Do I set the canvas to be the settings above or large?
 
  133, 182, Kangoo 182
Set the canvas to this size unless you want a bleed (in which case at X mm around the edge and have the image overlap where you want it cut).

To change the quality you want to higher the DPI (dots per inch) from 72 to 300 which will make the canvas seem 5x bigger, but it's the same size and everything will be squished (as such) into the size you want to increase quality.

Hope that explains it.. :s
 
  Monaco Ph2 172
Not really, lol. whats a bleed?

Bleed is the extra work (usually 3mm) added over the edge of a page so that when something is cut or trimmed, you won't get any white paper if the cut if slightly off.

For example, if your flyer has a 'finished' size of 12.5 x 20cm (125 x 200mm) then you would need to create a document 13.1 x 20.6cm (131 x 206mm). That slightly larger size will include the bleed - and whoever prints it for you will love you that little bit more. :)


...and as Matt said, do it at 300dpi (12dpm)
 
  Monaco Ph2 172
Set the flyer up at 600dpi not 300dpi if text is involved - you get a much crisper text :)

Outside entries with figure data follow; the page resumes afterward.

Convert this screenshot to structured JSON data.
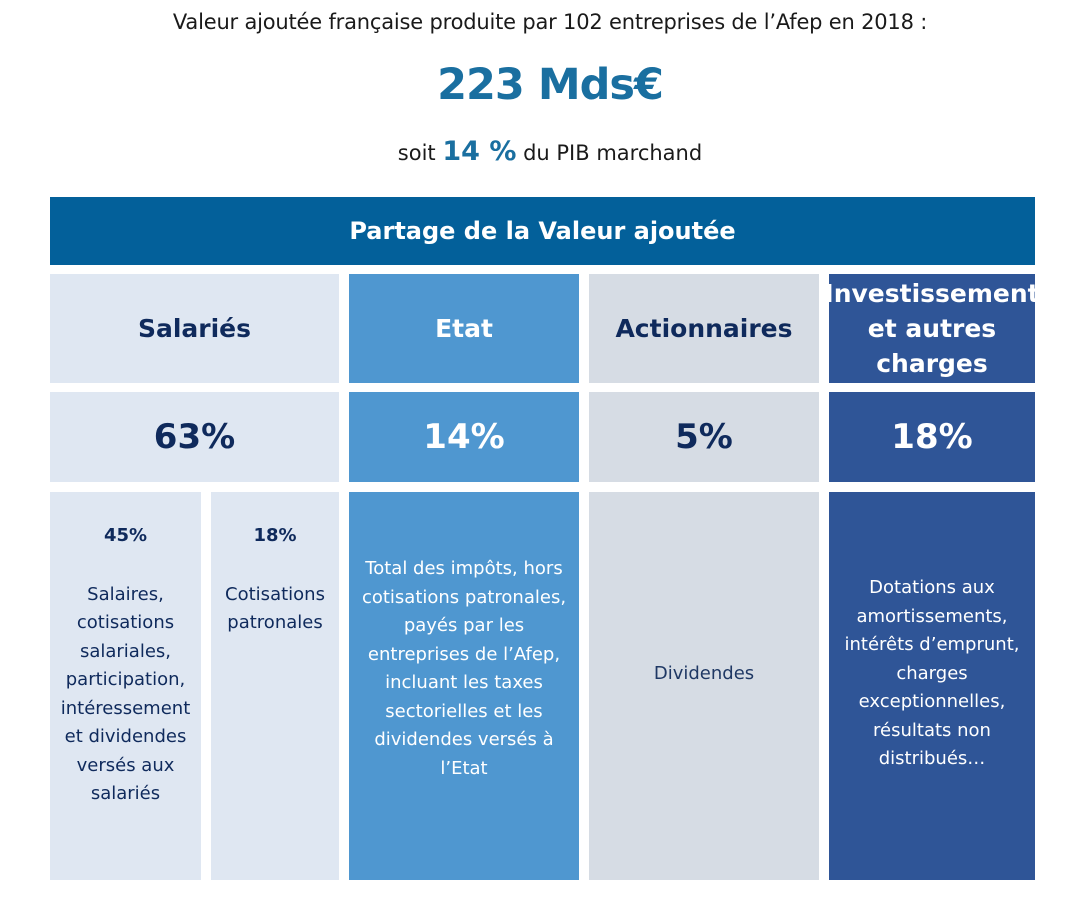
{
  "header": {
    "title": "Valeur ajoutée française produite par 102 entreprises de l’Afep en 2018 :",
    "total_value": "223 Mds€",
    "share_prefix": "soit",
    "share_value": "14 %",
    "share_suffix": "du PIB marchand"
  },
  "table": {
    "title": "Partage de la Valeur ajoutée",
    "columns": [
      {
        "label": "Salariés",
        "percent": "63%",
        "sub_items": [
          {
            "percent": "45%",
            "description": "Salaires, cotisations salariales, participation, intéressement et dividendes versés aux salariés"
          },
          {
            "percent": "18%",
            "description": "Cotisations patronales"
          }
        ]
      },
      {
        "label": "Etat",
        "percent": "14%",
        "description": "Total des impôts, hors cotisations patronales, payés par les entreprises de l’Afep, incluant les taxes sectorielles et les dividendes versés à l’Etat"
      },
      {
        "label": "Actionnaires",
        "percent": "5%",
        "description": "Dividendes"
      },
      {
        "label": "Investissement et autres charges",
        "percent": "18%",
        "description": "Dotations aux amortissements, intérêts d’emprunt, charges exceptionnelles, résultats non distribués…"
      }
    ]
  },
  "colors": {
    "header_band": "#03609A",
    "accent_text": "#1A6FA0",
    "salaries": "#DFE7F2",
    "etat": "#4F97D0",
    "actionnaires": "#D6DCE4",
    "investissement": "#2F5597",
    "navy_text": "#0F2A5C"
  }
}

If it is being professionally litho printed, then raster images will (usually) get down-sampled to around 300dpi anyways :)

If you are using text, then it is best to use a graphics package (eg: Illustrator) or a page layout application (eg: InDesign). This will keep text as vectors and output will be sharp.
 
  Fiesta ST
Set the flyer up at 600dpi not 300dpi if text is involved - you get a much crisper text :)

If it is being professionally litho printed, then raster images will (usually) get down-sampled to around 300dpi anyways :)

Thats what separates good and bad printers :) I'll never downsample a photoshop job if it has text in it - any modern day RIP will find this a breeze and running it 200lpi you'll see the best quality.
 
  Monaco Ph2 172
If it is being professionally litho printed, then raster images will (usually) get down-sampled to around 300dpi anyways :)

Thats what separates good and bad printers :) I'll never downsample a photoshop job if it has text in it - any modern day RIP will find this a breeze and running it 200lpi you'll see the best quality.

heh. Fair point! :p

Do people actually bother printing flyers at 200 screen though?
 
  Fiesta ST
Thats what separates good and bad printers :) I'll never downsample a photoshop job if it has text in it - any modern day RIP will find this a breeze and running it 200lpi you'll see the best quality.

heh. Fair point! :p

Do people actually bother printing flyers at 200 screen though?

If its on coated stock then yeah we default at running it at 200lpi - the press guys have no problems holding it - if uncoated then yeah we turn the dot down to 150lpi.